All seven Tnvaru found themselves pushed into the elevator, hard, sending them stumbling against the back. The elevator binged and the doors closed as the brown skinned Terran woman panted, trying to mitigate the heat buildup.
"I think, Lady Nakteti, that it may be time to take your presence among your people," the 'sorceress' said softly.
Nakteti nodded, lifting her chin. Her implant was alerting her that already Tnvaru were gathering, protesting the Planetary Board of Director's support of the findings of the "board of inquiry" that the public felt had been a witch hunt.
"I need to get somewhere public, somewhere people can see and hear me," Nakteti said. She moved over and grabbed one of the safety belts. She buckled it around her waist and moved toward the balcony, swallowing her fear.

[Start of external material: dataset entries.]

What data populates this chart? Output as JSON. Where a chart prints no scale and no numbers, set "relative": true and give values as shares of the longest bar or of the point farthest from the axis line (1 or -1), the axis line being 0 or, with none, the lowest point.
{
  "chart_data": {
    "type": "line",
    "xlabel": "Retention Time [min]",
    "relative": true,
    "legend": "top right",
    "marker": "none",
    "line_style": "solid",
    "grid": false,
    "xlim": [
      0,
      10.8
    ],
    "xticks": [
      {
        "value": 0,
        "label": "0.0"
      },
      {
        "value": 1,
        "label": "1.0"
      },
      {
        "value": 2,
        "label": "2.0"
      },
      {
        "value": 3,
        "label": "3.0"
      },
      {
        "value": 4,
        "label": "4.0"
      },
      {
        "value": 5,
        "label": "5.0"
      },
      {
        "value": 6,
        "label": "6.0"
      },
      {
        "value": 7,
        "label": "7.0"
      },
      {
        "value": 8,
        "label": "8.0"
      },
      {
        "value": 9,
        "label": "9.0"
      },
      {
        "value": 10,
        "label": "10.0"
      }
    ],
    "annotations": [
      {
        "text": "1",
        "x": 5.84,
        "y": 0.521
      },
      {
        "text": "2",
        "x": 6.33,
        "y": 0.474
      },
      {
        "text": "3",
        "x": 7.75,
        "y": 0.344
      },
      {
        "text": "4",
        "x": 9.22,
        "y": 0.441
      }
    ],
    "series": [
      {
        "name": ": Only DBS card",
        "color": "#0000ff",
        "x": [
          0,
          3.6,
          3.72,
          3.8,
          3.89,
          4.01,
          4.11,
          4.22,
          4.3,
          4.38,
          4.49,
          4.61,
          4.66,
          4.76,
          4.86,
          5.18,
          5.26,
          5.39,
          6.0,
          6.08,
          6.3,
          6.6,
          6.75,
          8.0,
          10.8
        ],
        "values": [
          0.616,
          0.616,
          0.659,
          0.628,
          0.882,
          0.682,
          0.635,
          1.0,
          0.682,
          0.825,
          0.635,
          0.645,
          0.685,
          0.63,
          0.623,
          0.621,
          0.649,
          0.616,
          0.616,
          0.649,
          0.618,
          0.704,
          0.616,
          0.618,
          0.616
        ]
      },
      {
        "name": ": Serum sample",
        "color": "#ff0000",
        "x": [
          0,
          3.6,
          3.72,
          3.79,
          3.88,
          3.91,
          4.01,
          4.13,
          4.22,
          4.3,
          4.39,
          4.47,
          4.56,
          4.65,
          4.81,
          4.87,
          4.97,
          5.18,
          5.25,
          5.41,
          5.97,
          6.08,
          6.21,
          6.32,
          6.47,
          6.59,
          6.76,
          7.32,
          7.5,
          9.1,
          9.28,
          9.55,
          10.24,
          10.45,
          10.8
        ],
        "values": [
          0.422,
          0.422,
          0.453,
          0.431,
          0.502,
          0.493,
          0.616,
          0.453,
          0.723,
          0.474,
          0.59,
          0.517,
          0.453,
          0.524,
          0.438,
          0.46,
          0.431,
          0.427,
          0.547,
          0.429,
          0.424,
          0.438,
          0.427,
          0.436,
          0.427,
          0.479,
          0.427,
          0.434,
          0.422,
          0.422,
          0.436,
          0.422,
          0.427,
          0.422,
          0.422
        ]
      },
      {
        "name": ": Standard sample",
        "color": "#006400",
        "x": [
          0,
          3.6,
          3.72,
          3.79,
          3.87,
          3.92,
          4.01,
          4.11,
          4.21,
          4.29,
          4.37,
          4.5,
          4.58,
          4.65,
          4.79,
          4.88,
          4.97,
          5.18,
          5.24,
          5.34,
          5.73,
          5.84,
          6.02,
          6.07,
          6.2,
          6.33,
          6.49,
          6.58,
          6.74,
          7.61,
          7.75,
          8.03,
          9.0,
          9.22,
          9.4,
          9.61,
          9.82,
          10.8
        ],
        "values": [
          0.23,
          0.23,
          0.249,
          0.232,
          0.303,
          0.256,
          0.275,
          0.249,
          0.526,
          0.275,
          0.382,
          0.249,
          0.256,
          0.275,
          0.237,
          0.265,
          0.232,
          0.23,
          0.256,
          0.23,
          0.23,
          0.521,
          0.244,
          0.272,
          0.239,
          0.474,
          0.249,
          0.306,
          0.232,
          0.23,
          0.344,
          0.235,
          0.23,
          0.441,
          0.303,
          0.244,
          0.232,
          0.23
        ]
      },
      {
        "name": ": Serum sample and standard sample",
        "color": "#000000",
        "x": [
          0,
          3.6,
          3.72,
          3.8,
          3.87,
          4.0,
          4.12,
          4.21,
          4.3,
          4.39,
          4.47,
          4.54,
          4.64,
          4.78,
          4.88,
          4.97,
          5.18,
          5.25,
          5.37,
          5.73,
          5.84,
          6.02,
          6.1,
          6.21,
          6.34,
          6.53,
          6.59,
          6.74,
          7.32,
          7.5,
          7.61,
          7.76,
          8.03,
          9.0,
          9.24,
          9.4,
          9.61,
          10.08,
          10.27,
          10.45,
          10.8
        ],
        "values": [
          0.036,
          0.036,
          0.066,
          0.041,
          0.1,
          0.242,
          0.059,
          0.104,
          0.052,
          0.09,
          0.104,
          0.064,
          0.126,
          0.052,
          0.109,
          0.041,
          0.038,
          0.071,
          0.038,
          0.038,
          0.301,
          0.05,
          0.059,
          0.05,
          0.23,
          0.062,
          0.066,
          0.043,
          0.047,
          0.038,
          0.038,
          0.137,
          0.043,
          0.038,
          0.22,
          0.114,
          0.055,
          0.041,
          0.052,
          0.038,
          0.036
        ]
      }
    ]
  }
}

She refused to show fear in front of the children of Lady Khoonkeenadee.
"We'll take the scenic route to the ground," she said as her escorts grabbed Icarus Landing System belts of their own.
She paused for a moment on the balcony as one of her escorts moved the table and chair, then helped her up onto the table.
The Planetary Director and the Planetary Board of Directors would regret moving everyone into the big cities.
She'd be able to hide easier, able to gather support quicker, and her words would spread faster.
Ignoring the fear and panic in her stomach, holding tight to her fury, she stepped into mid-air.
He who dares, who risks the most, gains the most, she thought to herself as she plummeted through the air.